We note with concern that these asylum seekers have been transported to a detention centre on Christmas Island where they have not yet had access to lawyers or community support groups. We urge your government to return them to the mainland and release them into the community so they can benefit from unhindered access to legal advice, medical care and other necessary assistance as soon as possible.
We trust that the Australian immigration authorities will now consider each claim to asylum on its merits as expeditiously as possible according to international refugee law. The refugees' brave decision to flee their homes and make the dangerous trip across open seas is clearly more than a gesture. It is reasonable to conclude that it is based on a real fear of persecution in their homeland. The human rights abuses suffered by indigenous Papuans, especially those supporting independence from Indonesia, are a matter of record and beyond reasonable dispute.
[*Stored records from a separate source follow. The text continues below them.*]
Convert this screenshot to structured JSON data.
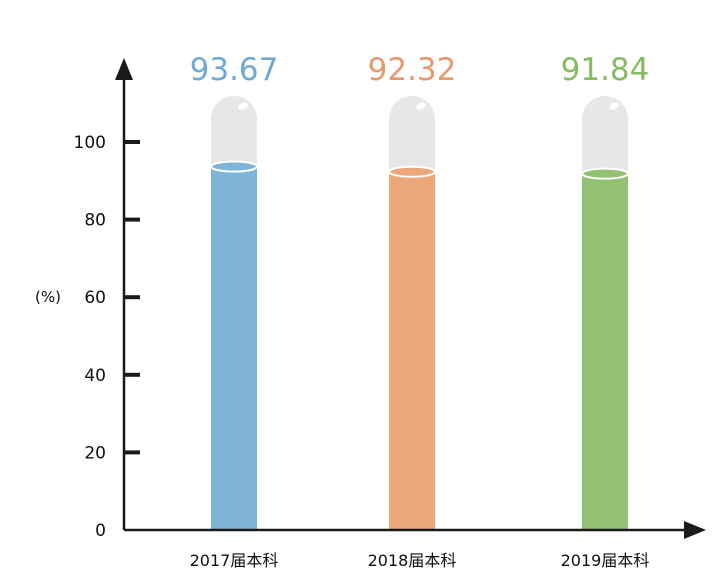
{
  "chart_data": {
    "type": "bar",
    "style": "test-tube",
    "categories": [
      "2017届本科",
      "2018届本科",
      "2019届本科"
    ],
    "values": [
      93.67,
      92.32,
      91.84
    ],
    "value_labels": [
      "93.67",
      "92.32",
      "91.84"
    ],
    "colors": [
      "#7fb4d9",
      "#eba67a",
      "#93c173"
    ],
    "value_label_colors": [
      "#6fa9d6",
      "#e8996b",
      "#86bb63"
    ],
    "tube_color": "#e7e7e7",
    "yticks": [
      0,
      20,
      40,
      60,
      80,
      100
    ],
    "ytick_labels": [
      "0",
      "20",
      "40",
      "60",
      "80",
      "100"
    ],
    "ylabel": "(%)",
    "xlabel": "",
    "title": "",
    "ylim": [
      0,
      100
    ],
    "grid": false,
    "legend": "none"
  }
}
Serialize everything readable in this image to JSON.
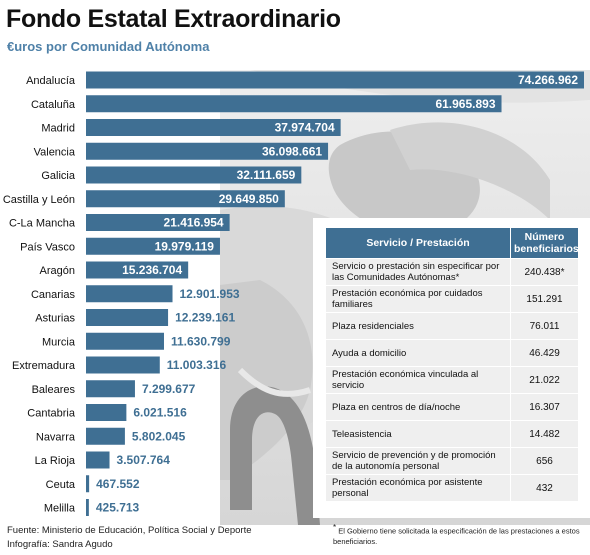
{
  "title": "Fondo Estatal Extraordinario",
  "subtitle": "€uros por Comunidad Autónoma",
  "chart_data": {
    "type": "bar",
    "orientation": "horizontal",
    "categories": [
      "Andalucía",
      "Cataluña",
      "Madrid",
      "Valencia",
      "Galicia",
      "Castilla y León",
      "C-La Mancha",
      "País Vasco",
      "Aragón",
      "Canarias",
      "Asturias",
      "Murcia",
      "Extremadura",
      "Baleares",
      "Cantabria",
      "Navarra",
      "La Rioja",
      "Ceuta",
      "Melilla"
    ],
    "values": [
      74266962,
      61965893,
      37974704,
      36098661,
      32111659,
      29649850,
      21416954,
      19979119,
      15236704,
      12901953,
      12239161,
      11630799,
      11003316,
      7299677,
      6021516,
      5802045,
      3507764,
      467552,
      425713
    ],
    "value_labels": [
      "74.266.962",
      "61.965.893",
      "37.974.704",
      "36.098.661",
      "32.111.659",
      "29.649.850",
      "21.416.954",
      "19.979.119",
      "15.236.704",
      "12.901.953",
      "12.239.161",
      "11.630.799",
      "11.003.316",
      "7.299.677",
      "6.021.516",
      "5.802.045",
      "3.507.764",
      "467.552",
      "425.713"
    ],
    "xlim": [
      0,
      74266962
    ],
    "bar_color": "#3f6f93",
    "grid": false,
    "legend": "none"
  },
  "table": {
    "headers": [
      "Servicio / Prestación",
      "Número beneficiarios"
    ],
    "rows": [
      {
        "service": "Servicio o prestación sin especificar por las Comunidades Autónomas*",
        "count": "240.438*"
      },
      {
        "service": "Prestación económica por cuidados familiares",
        "count": "151.291"
      },
      {
        "service": "Plaza residenciales",
        "count": "76.011"
      },
      {
        "service": "Ayuda a domicilio",
        "count": "46.429"
      },
      {
        "service": "Prestación económica vinculada al servicio",
        "count": "21.022"
      },
      {
        "service": "Plaza en centros de día/noche",
        "count": "16.307"
      },
      {
        "service": "Teleasistencia",
        "count": "14.482"
      },
      {
        "service": "Servicio de prevención y de promoción de la autonomía personal",
        "count": "656"
      },
      {
        "service": "Prestación económica por asistente personal",
        "count": "432"
      }
    ]
  },
  "footer": {
    "source": "Fuente:  Ministerio de Educación, Política Social y Deporte",
    "credit": "Infografía:  Sandra Agudo",
    "footnote_mark": "*",
    "footnote": " El Gobierno tiene solicitada la especificación de las prestaciones a estos beneficiarios."
  },
  "colors": {
    "bar": "#3f6f93",
    "table_header": "#3f6f93",
    "subtitle": "#4f81a8",
    "table_cell": "#efefef"
  }
}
Just two days after the refugees arrived in Australia, Indonesian troops opened fire on a group of unarmed protestors in West Papua's Paniai district, killing one 13-year-old and seriously wounding two others. Last year, a landmark report on West Papua's incorporation into Indonesia commissioned by the Dutch government, spoke of decades of violent action by the Indonesian military during which 'not a day went by...when no one died or no-one was seriously mistreated'.
We trust that your government will not be influenced by attempts by the authorities in Jakarta to insist that the Papuans should be returned to Indonesia or by veiled threats that granting them asylum could jeopardise Australia's relations with Indonesia. The refugees are entitled to have their claims determined strictly and fairly according to the law and we hope that will now happen without delay.